Supporting data based upon initial basic research has elicited a general evolution toward human clinical trials for plant-derived vaccines. As encouraging results continue to accumulate, the answers to the above questions are under consideration more than ever. One piece of information that has provided a source of optimism is the fact that the vast majority of patent applications for plant-made pharmaceuticals have been generated at academic and publically funded research institutes. While it is certainly beneficial that the current intellectual property landscape may in fact provide a pathway that ensures freedom-to-operate (FTO) with fewer barriers than may be found in the corporate arena, strategies by which this knowledge can be shared and made accessible for developing countries remain unclear. Furthermore, a more detailed examination as to whether and how these vaccines could be produced in local, rural settings needs to be established and the appropriate policies governing such production should also be set in place. The impact that these details will have on the existing pharmaceutical industry and new challenges which develop with respect to the changing relationship between multinational pharmaceutical companies and current healthcare suppliers for developing countries ought to be addressed as well. As advances in this field remain murky at best at the moment, a concerted effort will be required to enable plant-derived vaccines to truly make their presence felt in the Third World.

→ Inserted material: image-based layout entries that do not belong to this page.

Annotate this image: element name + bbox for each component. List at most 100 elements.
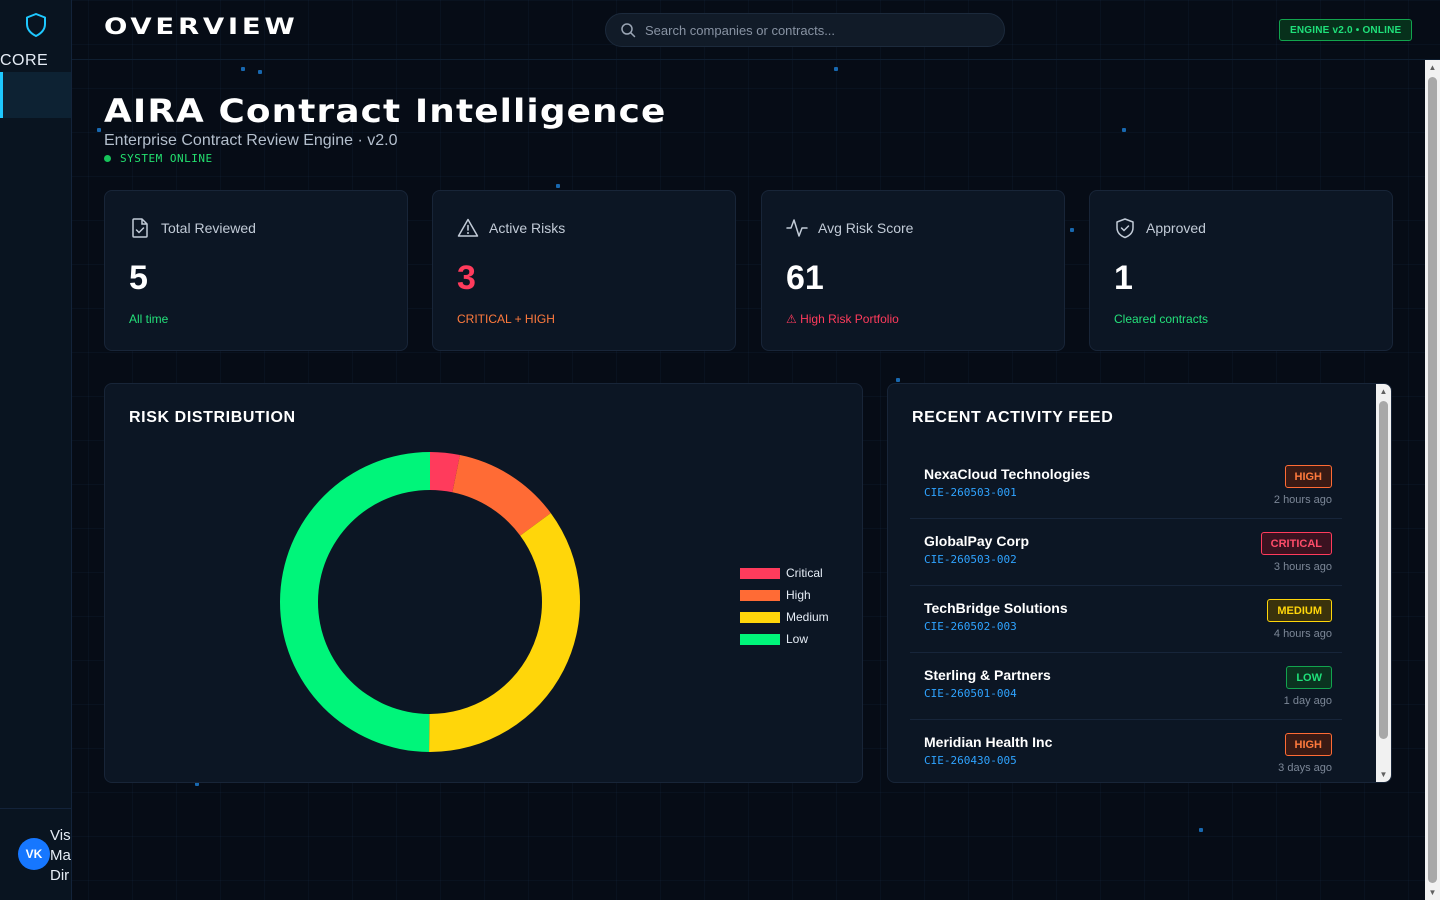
stat-value: 1 — [1114, 259, 1133, 297]
particle-dot — [1070, 228, 1074, 232]
feed-item[interactable]: NexaCloud Technologies CIE-260503-001 HI… — [910, 452, 1342, 519]
shield-check-icon — [1116, 218, 1134, 239]
stat-label: Avg Risk Score — [818, 220, 914, 236]
stat-label: Approved — [1146, 220, 1206, 236]
particle-dot — [556, 184, 560, 188]
feed-contract-id[interactable]: CIE-260501-004 — [924, 687, 1017, 700]
feed-company: Sterling & Partners — [924, 667, 1051, 683]
legend-label: Critical — [786, 566, 823, 580]
legend-swatch — [740, 633, 780, 645]
shield-logo-icon[interactable] — [24, 12, 48, 38]
user-role-line: Dir — [50, 867, 70, 884]
scroll-down-arrow-icon[interactable]: ▼ — [1376, 767, 1391, 782]
feed-item[interactable]: TechBridge Solutions CIE-260502-003 MEDI… — [910, 586, 1342, 653]
hero-title: AIRA Contract Intelligence — [104, 92, 667, 130]
stat-label: Total Reviewed — [161, 220, 256, 236]
stat-note: ⚠ High Risk Portfolio — [786, 312, 899, 326]
legend-swatch — [740, 611, 780, 623]
feed-time: 3 hours ago — [1273, 561, 1332, 573]
stat-card-total-reviewed[interactable]: Total Reviewed 5 All time — [104, 190, 408, 351]
risk-badge: HIGH — [1284, 733, 1332, 756]
sidebar-divider — [0, 808, 71, 809]
feed-company: NexaCloud Technologies — [924, 466, 1091, 482]
stat-note: All time — [129, 312, 169, 326]
search-input[interactable] — [645, 22, 975, 38]
legend-item[interactable]: Low — [740, 628, 829, 650]
legend-item[interactable]: Medium — [740, 606, 829, 628]
feed-time: 3 days ago — [1278, 762, 1332, 774]
risk-distribution-panel: RISK DISTRIBUTION Critical High Medium L… — [104, 383, 863, 783]
system-status: SYSTEM ONLINE — [104, 152, 213, 165]
feed-scrollbar[interactable]: ▲ ▼ — [1376, 384, 1391, 782]
stat-card-approved[interactable]: Approved 1 Cleared contracts — [1089, 190, 1393, 351]
chart-legend: Critical High Medium Low — [740, 562, 829, 650]
recent-activity-panel: RECENT ACTIVITY FEED NexaCloud Technolog… — [887, 383, 1392, 783]
stat-card-active-risks[interactable]: Active Risks 3 CRITICAL + HIGH — [432, 190, 736, 351]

While the battle is not yet over, there are plenty of reasons to feel optimistic. The research momentum that is building toward plant-derived vaccine development is strong, and success stories continue to accumulate. The fact that the general public has provided a wider acceptance of the technology than, for example, genetically modified foods, is also a good sign. There are already a number of organizations who specialize in supplying conventional vaccines for the rural poor in developing countries, and this provides a general roadmap for success. The time is at hand for plant-derived vaccines to step up and take their final test, to make a real difference by improving global human health.